Behind the scenes Mohammed was charging desperate people a small fortune – £12,000 per person – to bring them from the Continent.
He worked with Birmingham man Billy Hems, a light aircraft pilot, to drop migrants at remote UK airfields on under-the-radar dawn flights and sneak them into the country in secret ‘hides’ on board vans.
However, officers from the West Midlands Regional Organised Crime Unit (ROCU) worked with the regional Home Office Immigration Criminal & Financial Investigation team to gather vital intelligence and evidence which led to their downfall.
Mohammed, aged 32, was arrested from his Symonds Yat home on 17 October 2019 at the same time seven Kurdish migrants, including a child, were being transported under his remote orders to Ghent in Belgium.
They thought it was the start of a journey that would see them cross The Channel – but instead police were lying in wait to intercept the van after ROCU and immigration enforcement worked with the Belgian authorities to lay a trap.
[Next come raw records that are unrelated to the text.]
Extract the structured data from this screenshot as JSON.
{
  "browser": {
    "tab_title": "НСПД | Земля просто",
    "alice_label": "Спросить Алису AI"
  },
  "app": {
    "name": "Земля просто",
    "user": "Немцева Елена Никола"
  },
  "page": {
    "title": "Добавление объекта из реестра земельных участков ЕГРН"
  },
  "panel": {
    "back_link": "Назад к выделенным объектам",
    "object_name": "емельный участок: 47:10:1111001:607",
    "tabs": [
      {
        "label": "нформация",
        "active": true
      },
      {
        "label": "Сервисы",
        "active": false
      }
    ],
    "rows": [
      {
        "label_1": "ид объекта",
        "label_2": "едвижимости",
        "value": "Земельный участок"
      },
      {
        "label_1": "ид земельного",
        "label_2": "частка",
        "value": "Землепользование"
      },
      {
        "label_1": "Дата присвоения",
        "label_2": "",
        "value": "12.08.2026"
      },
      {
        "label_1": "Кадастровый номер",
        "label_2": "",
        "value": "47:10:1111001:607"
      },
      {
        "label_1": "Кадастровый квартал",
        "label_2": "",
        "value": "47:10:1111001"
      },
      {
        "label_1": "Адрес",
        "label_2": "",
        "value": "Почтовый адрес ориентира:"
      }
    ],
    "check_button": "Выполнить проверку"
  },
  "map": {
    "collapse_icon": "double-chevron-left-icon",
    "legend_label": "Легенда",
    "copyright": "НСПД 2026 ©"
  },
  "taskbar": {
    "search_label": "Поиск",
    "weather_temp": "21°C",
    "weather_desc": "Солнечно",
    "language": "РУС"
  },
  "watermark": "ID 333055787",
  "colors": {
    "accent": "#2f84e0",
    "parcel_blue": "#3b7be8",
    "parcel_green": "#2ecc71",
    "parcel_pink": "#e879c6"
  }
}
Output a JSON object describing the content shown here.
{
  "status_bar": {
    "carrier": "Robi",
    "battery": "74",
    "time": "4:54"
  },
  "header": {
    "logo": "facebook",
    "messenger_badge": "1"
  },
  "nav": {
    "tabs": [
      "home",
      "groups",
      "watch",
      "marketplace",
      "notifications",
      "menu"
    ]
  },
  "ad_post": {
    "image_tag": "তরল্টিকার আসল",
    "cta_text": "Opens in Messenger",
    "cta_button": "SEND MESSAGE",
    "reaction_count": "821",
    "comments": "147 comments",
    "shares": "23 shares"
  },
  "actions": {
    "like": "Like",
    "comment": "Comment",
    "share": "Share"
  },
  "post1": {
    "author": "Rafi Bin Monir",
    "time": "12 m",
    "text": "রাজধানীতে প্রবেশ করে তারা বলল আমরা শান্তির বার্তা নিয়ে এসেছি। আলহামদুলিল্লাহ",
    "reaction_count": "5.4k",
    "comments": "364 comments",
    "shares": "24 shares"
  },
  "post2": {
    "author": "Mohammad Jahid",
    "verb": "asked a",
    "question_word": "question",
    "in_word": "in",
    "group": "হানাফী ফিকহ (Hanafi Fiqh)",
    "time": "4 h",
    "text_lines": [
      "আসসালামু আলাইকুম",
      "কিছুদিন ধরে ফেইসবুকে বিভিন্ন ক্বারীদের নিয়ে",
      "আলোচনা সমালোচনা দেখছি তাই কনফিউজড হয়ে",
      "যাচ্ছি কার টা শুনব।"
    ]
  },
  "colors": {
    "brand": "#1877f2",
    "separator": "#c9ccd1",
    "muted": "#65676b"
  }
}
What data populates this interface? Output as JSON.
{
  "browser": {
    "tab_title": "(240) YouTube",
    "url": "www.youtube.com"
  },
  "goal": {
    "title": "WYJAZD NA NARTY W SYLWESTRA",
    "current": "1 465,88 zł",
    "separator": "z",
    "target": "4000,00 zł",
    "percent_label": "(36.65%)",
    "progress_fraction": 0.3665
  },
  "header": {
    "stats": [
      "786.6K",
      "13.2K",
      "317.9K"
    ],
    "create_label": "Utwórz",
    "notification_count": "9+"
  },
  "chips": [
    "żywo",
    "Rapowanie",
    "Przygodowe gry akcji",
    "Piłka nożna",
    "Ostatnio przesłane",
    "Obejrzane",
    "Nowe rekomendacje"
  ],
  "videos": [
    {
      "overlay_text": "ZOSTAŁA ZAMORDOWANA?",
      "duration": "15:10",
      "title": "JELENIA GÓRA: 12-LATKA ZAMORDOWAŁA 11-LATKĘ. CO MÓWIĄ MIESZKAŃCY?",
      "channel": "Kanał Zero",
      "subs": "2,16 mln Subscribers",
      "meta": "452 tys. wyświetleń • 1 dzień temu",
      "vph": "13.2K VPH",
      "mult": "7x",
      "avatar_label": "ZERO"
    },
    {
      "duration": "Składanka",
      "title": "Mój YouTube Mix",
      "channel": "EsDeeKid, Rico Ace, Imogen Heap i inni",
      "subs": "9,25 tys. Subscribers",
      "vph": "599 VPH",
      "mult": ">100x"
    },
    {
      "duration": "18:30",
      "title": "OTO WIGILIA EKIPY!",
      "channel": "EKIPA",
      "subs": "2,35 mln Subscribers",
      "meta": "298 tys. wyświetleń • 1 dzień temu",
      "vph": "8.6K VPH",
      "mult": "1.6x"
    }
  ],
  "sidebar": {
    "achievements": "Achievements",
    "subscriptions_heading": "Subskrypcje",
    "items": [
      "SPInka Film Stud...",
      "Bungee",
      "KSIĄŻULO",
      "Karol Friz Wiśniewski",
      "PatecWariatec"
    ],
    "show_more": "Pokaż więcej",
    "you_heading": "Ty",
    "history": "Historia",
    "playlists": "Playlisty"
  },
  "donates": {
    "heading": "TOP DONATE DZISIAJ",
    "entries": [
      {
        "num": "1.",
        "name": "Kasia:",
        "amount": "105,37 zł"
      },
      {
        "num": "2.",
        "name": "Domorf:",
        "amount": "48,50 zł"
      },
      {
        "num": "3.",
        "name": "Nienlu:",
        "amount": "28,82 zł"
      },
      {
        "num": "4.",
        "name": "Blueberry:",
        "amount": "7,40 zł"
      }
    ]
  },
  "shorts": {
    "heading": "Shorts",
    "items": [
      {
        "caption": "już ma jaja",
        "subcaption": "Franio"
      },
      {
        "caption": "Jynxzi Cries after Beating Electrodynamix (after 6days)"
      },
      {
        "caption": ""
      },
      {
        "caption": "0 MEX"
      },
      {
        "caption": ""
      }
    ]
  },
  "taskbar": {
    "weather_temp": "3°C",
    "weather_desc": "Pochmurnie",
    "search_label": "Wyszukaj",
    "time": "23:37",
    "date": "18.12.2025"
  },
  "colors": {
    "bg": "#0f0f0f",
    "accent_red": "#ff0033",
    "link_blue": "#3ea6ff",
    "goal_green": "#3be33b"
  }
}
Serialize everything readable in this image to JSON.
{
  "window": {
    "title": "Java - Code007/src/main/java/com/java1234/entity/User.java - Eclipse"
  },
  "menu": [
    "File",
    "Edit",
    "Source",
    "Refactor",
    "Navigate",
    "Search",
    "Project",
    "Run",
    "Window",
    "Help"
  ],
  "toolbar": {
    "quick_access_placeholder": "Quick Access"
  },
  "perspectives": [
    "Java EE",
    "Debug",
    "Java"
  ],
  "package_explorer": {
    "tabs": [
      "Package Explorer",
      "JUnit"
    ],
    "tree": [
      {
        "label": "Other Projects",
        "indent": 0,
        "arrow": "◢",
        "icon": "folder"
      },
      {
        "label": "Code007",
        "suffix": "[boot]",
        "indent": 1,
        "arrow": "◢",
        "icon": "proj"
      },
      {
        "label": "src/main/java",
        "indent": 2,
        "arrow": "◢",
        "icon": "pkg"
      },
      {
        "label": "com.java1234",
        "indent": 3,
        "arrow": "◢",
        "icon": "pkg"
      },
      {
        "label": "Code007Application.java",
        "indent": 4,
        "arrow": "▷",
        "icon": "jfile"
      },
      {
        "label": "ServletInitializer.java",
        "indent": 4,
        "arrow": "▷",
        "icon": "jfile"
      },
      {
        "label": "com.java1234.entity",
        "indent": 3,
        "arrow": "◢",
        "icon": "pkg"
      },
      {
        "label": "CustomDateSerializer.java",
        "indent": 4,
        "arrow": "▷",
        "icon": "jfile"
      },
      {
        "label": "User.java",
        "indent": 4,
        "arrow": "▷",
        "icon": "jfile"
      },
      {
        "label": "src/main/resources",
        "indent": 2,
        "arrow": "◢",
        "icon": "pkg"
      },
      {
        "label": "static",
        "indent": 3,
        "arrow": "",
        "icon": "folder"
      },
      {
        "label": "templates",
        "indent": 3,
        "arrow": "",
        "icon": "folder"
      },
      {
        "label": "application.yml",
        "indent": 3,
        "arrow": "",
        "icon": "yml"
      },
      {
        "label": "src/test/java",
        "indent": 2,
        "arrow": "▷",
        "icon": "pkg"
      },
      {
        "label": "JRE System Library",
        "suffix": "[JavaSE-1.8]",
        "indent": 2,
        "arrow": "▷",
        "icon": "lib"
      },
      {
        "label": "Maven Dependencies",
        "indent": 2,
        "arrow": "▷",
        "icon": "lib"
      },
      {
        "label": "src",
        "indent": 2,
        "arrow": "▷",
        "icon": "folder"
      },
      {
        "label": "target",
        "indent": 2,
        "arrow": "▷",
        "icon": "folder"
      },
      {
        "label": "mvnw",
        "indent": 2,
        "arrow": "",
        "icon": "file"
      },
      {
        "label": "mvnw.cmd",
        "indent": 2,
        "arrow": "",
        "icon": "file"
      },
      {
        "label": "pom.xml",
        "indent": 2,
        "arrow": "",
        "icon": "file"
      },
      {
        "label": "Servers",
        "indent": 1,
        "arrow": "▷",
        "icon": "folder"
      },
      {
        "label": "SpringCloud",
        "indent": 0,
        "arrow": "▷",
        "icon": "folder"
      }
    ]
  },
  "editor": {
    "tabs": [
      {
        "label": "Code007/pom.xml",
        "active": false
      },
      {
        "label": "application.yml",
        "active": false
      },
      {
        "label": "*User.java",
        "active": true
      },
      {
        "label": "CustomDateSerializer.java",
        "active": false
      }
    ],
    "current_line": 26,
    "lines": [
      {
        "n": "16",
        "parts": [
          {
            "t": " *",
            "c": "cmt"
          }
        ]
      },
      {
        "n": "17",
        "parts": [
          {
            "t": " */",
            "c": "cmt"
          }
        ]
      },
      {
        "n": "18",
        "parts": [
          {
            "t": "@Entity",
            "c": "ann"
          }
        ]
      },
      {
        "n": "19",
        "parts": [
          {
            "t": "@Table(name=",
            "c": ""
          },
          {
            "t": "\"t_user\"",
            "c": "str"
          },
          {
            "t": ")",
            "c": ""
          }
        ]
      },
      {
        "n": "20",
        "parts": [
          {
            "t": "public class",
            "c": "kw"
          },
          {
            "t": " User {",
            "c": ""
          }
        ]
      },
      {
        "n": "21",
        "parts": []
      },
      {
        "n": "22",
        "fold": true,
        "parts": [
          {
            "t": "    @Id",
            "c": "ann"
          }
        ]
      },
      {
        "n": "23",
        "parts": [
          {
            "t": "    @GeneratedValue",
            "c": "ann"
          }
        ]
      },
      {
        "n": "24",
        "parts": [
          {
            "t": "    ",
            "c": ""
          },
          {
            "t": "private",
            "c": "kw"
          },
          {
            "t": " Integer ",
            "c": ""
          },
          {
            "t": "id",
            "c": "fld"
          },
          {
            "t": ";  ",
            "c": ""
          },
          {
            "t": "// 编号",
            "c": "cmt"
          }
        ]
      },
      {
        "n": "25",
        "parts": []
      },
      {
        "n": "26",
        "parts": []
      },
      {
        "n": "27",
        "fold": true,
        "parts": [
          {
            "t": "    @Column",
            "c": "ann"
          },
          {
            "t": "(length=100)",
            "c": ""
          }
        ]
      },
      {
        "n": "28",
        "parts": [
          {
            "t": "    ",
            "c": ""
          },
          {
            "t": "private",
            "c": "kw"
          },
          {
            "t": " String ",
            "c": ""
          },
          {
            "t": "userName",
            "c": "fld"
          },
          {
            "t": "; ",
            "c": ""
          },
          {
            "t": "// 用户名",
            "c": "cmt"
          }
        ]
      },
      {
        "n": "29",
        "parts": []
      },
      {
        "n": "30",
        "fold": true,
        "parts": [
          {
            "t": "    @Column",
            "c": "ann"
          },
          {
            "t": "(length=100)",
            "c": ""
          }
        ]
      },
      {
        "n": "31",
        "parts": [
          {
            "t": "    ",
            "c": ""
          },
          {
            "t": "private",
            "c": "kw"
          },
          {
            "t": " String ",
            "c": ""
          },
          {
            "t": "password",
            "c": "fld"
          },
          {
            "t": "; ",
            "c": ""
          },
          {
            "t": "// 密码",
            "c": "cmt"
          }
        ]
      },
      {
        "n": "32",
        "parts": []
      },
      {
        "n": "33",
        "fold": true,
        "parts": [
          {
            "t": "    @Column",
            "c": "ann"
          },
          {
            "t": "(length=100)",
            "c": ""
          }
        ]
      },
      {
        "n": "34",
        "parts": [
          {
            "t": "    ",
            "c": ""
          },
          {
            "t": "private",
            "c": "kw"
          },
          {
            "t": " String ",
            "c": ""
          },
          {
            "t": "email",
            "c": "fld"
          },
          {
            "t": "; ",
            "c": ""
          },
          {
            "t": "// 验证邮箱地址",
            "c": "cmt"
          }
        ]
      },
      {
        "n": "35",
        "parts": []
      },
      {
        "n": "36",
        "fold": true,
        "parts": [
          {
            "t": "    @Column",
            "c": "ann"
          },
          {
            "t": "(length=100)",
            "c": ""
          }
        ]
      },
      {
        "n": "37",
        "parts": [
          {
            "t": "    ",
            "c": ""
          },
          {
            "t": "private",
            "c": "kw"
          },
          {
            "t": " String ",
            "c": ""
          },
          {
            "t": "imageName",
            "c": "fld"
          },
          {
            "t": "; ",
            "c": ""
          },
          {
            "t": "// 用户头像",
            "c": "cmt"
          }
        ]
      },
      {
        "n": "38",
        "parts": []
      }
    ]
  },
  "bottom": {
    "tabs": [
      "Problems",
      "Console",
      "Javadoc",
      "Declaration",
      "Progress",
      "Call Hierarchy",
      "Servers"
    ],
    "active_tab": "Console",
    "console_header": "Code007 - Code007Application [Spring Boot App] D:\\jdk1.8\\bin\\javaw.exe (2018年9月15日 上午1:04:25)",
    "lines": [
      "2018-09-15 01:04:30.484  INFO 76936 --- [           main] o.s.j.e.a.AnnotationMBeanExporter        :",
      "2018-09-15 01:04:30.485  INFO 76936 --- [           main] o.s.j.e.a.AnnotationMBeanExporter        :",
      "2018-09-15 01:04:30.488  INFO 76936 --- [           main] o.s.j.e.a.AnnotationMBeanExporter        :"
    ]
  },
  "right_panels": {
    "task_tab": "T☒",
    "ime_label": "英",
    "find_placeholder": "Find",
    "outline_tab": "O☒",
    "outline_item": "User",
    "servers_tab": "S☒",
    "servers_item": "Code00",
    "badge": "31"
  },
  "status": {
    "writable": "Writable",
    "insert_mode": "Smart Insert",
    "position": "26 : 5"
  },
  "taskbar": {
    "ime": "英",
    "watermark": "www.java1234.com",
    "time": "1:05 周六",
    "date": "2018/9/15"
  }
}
Enquiries revealed Mohammed was working with Hems as part of a widespread smuggling conspiracy.
In September 2018 a VW van (pictured) owned by the 24-year-old was stopped by French Police in Dunkirk with three migrants on board.
The driver and passenger, both British nationals, were later jailed in France and a phone found in the van was linked to the car wash run by Mohammed.
And it was discovered Hems, from Rye Croft in Hollywood, regularly flew between the UK and Amiens, France, in 2018 on suspected smuggling trips to countryside air fields.
Flight data showed he landed at Church Farm airfield near Banbury on 8 September before taking off again for Birmingham Airport. Phone enquiries showed Mohammed had been near the A40 landing strip at the time.
Hems was arrested at his home on 18 October 2019.
Three migrants were also recovered from a purpose-built hide in a van, part-owned by Mohammed, which was stopped by UK Border Force in France on 12 April 2019.
The driver – convicted and jailed in France – had been in phone contact with Mohammed during the journey.
Mohammed and Hems both admitted conspiracy to assist unlawful immigration, with Mohammed also admitting drugs supply, and at Worcester Crown Court today (5 Nov) they were jailed for seven and a half years, and two and a half years respectively.
Detective Inspector Julie Woods from West Midlands ROCU said: “This was a great piece of joint working between ourselves, immigration and the Belgian Police to bring down an established people smuggling gang.
“Mohammed and Hems were making big money on the plight and desperation of migrants while we also believe some were being put to work as cheap labour at Mohammed’s hand car wash.”
Minister for Justice and Tackling Illegal Migration, Tom Pursglove, said: “Both of these individuals showed a blatant disregard for the laws of the UK, for which they have all now rightly paid the price.
“We are determined to clamp down on despicable people smugglers that put profit before lives by organising dangerous and unnecessary journeys.
“This is why we are bringing legislation forward through the New Plan for Immigration to dismantle these people smuggling networks and save lives.”